Peperomia topoensis is a moderately small, glabrous, assurgent, and epiphytic herb. Its stems are 2 mm thick that ascends up to 15 cm or more from a decumbent rooting base. It is lavender when growing. Its internodes are mostly 1–3 cm long. Its leaves are fleshy, alternate, elliptic-ovate, that is 2-2.5 cm wide and 3–4 cm long. Its apex gradually acuminates. Its leaves are rounded, cordulate, and 7-plinerved. The innermost pair of lateral nerves coalesces with the midrib within the lowermost 5 mm. It is ciliolate near the tip, deep green above, dull purplish with a pale green nerves when growing. When is subcoriaceous and translucent when it's drying.
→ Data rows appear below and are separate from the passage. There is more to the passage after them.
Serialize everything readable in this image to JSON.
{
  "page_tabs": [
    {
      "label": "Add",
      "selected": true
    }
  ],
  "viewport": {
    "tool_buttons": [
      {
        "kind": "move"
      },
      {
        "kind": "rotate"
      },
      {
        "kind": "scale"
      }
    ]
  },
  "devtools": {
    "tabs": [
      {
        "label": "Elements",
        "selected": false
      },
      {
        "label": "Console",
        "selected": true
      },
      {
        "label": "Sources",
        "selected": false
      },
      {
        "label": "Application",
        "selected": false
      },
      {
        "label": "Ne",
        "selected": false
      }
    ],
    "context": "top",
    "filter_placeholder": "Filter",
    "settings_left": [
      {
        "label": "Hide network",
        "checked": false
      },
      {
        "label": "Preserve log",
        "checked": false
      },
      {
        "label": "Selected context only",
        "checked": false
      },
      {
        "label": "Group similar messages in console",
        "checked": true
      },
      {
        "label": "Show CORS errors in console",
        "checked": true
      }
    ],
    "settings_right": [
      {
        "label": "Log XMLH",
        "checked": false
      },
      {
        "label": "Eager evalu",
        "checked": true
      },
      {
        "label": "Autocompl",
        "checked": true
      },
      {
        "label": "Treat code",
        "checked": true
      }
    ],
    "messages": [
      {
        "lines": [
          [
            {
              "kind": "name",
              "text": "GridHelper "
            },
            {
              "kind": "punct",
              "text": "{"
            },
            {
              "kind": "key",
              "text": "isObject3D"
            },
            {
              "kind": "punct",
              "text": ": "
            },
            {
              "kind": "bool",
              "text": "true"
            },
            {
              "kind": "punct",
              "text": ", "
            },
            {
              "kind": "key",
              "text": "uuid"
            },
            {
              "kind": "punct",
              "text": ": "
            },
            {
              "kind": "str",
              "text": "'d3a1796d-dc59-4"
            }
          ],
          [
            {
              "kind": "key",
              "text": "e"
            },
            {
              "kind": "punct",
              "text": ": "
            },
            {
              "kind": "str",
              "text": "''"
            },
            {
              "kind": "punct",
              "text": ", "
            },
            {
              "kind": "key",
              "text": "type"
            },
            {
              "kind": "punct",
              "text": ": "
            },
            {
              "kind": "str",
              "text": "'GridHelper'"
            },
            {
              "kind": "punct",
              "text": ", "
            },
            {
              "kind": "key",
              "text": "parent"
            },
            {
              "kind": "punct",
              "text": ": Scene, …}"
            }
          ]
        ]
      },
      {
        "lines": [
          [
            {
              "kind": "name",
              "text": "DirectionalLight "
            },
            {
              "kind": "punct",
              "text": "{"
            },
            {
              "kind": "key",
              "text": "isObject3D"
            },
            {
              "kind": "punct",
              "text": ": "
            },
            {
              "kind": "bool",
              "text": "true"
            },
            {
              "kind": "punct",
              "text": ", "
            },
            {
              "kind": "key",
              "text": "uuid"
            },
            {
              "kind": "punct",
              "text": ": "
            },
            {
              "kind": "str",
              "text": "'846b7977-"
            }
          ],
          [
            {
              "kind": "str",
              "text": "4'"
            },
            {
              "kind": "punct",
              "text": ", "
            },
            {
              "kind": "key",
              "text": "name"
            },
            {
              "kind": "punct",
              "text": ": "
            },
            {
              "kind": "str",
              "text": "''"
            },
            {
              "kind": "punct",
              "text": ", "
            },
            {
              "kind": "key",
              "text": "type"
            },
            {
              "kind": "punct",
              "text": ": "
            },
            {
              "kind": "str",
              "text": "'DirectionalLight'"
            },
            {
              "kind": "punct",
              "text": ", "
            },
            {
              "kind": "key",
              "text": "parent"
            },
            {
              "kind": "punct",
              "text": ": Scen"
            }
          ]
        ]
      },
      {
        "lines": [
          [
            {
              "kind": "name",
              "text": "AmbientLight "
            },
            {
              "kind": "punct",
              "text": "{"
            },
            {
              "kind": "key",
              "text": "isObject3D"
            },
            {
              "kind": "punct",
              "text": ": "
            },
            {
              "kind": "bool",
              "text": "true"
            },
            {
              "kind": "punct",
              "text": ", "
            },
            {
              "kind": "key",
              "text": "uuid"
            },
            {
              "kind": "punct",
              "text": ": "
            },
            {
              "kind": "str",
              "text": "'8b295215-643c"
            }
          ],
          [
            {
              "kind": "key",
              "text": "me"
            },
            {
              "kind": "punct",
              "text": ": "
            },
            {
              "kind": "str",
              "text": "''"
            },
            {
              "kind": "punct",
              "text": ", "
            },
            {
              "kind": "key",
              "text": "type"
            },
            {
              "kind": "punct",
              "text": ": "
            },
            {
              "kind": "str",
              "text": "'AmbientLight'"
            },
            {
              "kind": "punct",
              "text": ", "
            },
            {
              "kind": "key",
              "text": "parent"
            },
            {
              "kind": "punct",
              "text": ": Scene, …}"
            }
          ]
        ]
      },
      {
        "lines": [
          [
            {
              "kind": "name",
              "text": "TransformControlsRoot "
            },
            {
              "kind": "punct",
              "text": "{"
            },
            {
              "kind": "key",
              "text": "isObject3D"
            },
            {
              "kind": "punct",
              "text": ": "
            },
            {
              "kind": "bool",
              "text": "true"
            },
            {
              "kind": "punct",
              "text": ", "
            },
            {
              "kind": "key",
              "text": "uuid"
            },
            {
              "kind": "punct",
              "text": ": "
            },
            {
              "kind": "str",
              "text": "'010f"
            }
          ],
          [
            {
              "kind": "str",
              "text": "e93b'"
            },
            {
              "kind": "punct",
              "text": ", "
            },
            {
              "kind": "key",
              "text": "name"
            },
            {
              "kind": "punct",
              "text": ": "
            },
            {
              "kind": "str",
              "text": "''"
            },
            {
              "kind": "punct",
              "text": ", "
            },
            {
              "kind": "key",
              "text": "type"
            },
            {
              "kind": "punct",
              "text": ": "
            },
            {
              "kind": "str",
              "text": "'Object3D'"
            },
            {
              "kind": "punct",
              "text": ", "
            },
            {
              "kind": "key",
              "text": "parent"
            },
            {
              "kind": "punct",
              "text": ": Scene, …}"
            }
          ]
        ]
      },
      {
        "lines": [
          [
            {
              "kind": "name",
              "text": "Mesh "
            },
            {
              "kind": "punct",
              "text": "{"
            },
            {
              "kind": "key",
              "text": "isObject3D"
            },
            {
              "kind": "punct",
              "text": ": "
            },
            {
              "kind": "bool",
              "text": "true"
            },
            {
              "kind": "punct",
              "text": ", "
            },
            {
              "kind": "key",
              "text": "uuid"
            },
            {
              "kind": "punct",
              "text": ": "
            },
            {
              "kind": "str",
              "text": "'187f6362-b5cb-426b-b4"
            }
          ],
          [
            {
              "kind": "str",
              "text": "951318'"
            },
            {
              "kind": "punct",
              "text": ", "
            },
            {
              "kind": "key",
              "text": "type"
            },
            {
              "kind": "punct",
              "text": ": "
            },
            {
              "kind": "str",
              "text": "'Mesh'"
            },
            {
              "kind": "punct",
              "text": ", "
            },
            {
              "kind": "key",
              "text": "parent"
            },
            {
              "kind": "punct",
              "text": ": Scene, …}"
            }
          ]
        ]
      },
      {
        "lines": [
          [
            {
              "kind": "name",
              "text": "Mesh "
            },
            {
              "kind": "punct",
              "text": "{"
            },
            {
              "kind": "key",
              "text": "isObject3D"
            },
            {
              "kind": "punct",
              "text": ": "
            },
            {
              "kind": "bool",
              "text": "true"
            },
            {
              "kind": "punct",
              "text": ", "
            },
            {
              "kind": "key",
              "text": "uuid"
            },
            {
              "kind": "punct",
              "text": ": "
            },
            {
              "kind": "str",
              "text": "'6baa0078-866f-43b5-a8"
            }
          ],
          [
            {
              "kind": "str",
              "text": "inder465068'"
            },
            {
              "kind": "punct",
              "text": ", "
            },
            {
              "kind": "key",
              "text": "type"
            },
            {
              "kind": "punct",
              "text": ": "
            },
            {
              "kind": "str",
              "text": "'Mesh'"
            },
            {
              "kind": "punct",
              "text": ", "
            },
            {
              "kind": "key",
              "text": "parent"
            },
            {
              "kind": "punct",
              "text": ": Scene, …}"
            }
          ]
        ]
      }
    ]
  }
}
Its petiole is 1-1.5 cm long clasping-decurrent. Its spikes at the tip are 2 mm thick and 4 cm or more long. Its peduncle is about 1 cm long. Its bracts are round. It has an ovoid ovary with an oblique tip. Its stigma is near to the tip.

The glabrous stems and ovate, cordulate, 7-plinerved leaves are the distinctive characteristics of P. topoensis.

==Taxonomy and Naming==
It was described in 1950 by Truman G. Yuncker in The Piperaceae of northern South America, from specimens collected by Julian Alfred Steyermark in 1943. It got its name from the location where its first specimens were collected, which was along the Rio Pastaze, between Rio Topo, at Topo.

==Distribution and Habitat==
It is endemic in Ecuador. It grows on an epiphyte environment and is a herb. It grows on wet tropical biomes.

==Conservation==
This species is assessed as Threatened, in a preliminary report.